Method 4: Using Annotations and Text Widgets

This method takes advantage of the annotation feature in matplotlib to show text on the figure that dynamically updates with the cursor’s x and y position. The annotation method is ideal for those who wish to view coordinates directly on the plot.

Here’s an example:

import matplotlib.pyplot as plt

fig, ax = plt.subplots()
ax.plot(range(10))

annot = ax.annotate("", xy=(0,0), xytext=(-20,20),
                    textcoords="offset points", 
                    bbox=dict(boxstyle="round", fc="w"))
annot.set_visible(False)

def onhover(event):
    if event.inaxes == ax:
        annot.xy = (event.xdata, event.ydata)
        annot.set_text("({:.2f}, {:.2f})".format(event.xdata, event.ydata))
        annot.set_visible(True)
        fig.canvas.draw_idle()
    else:
        annot.set_visible(False)
        fig.canvas.draw_idle()

fig.canvas.mpl_connect("motion_notify_event", onhover)
plt.show()

Output: When hovering over the plot, an annotation appears close to the cursor showing the current x and y values.

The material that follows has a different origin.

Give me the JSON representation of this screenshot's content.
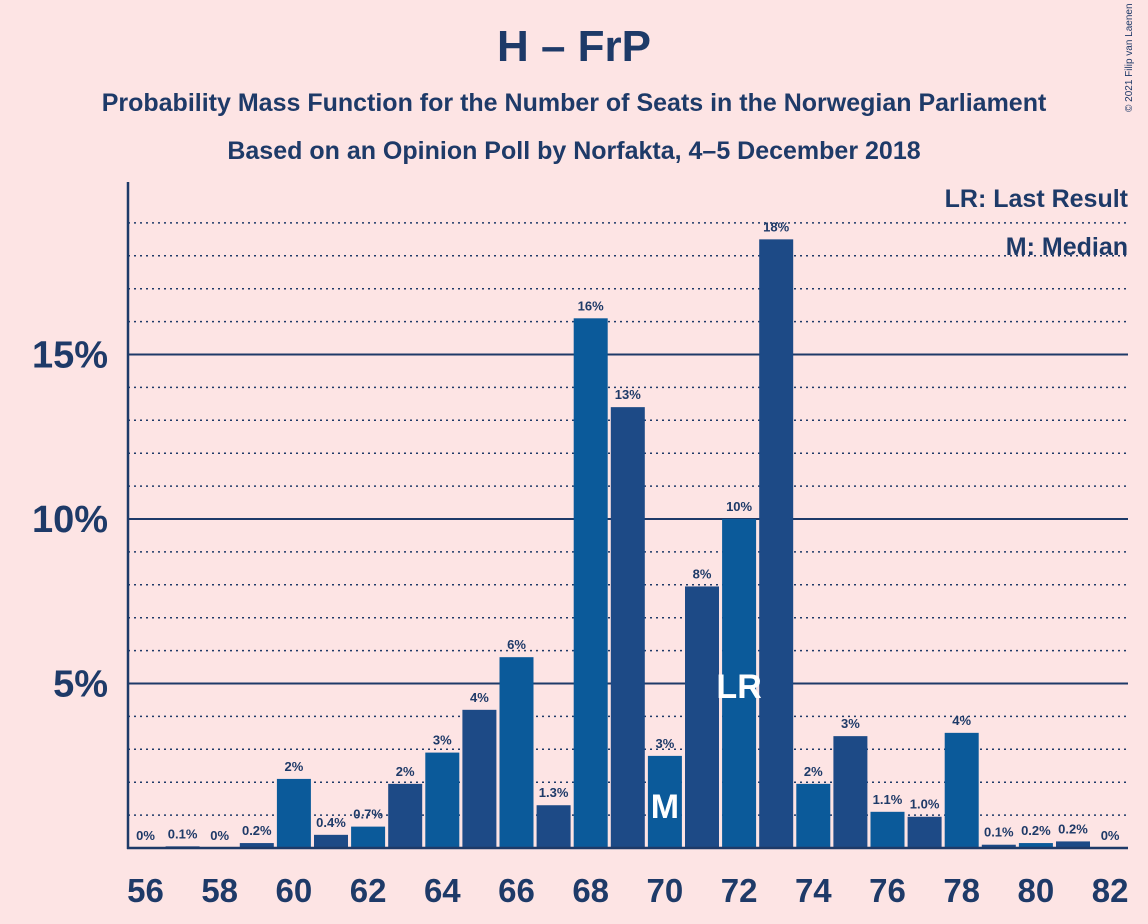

This code introduces an invisible annotation to the axes, which becomes visible and updates its position and text content as the mouse hovers over the plot. This allows users to see the precise data points without clicking.

Bonus One-Liner Method 5: Using Pyplot to Display Coordinates

For a quick and dirty one-liner solution, matplotlib’s Pyplot interface offers a simple way to display coordinates without needing explicit event handling by using the built-in navigation toolbar.

Here’s an example:

import matplotlib.pyplot as plt

plt.plot(range(10))
plt.show()

Output: A plot with an interactive navigation toolbar that displays mouse position at the bottom right corner.

By default, matplotlib’s navigation toolbar shows the coordinates of the cursor when it is over the plotting area. This method is quick but offers less control and customization.

Summary/Discussion

  • Method 1: Using mpl_connect. Strengths: Precise control over events. Weaknesses: Requires writing custom event callback functions.
  • Method 2: Utilizing motion_notify_event. Strengths: Real-time tracking of mouse. Weaknesses: Can be resource-intensive because of continuous updates.
  • Method 3: Creating a custom Toolbar Button. Strengths: Integrates with matplotlib GUI, unobtrusive. Weaknesses: Implementation can be complex for customization.
  • Method 4: Using Annotations and Text Widgets. Strengths: User-friendly, coordinates appear directly on the plot. Weaknesses: Obscures data if not carefully placed.
  • Bonus Method 5: Pyplot. Strengths: Simplest implementation. Weaknesses: Least amount of control and no programmatic access to the data.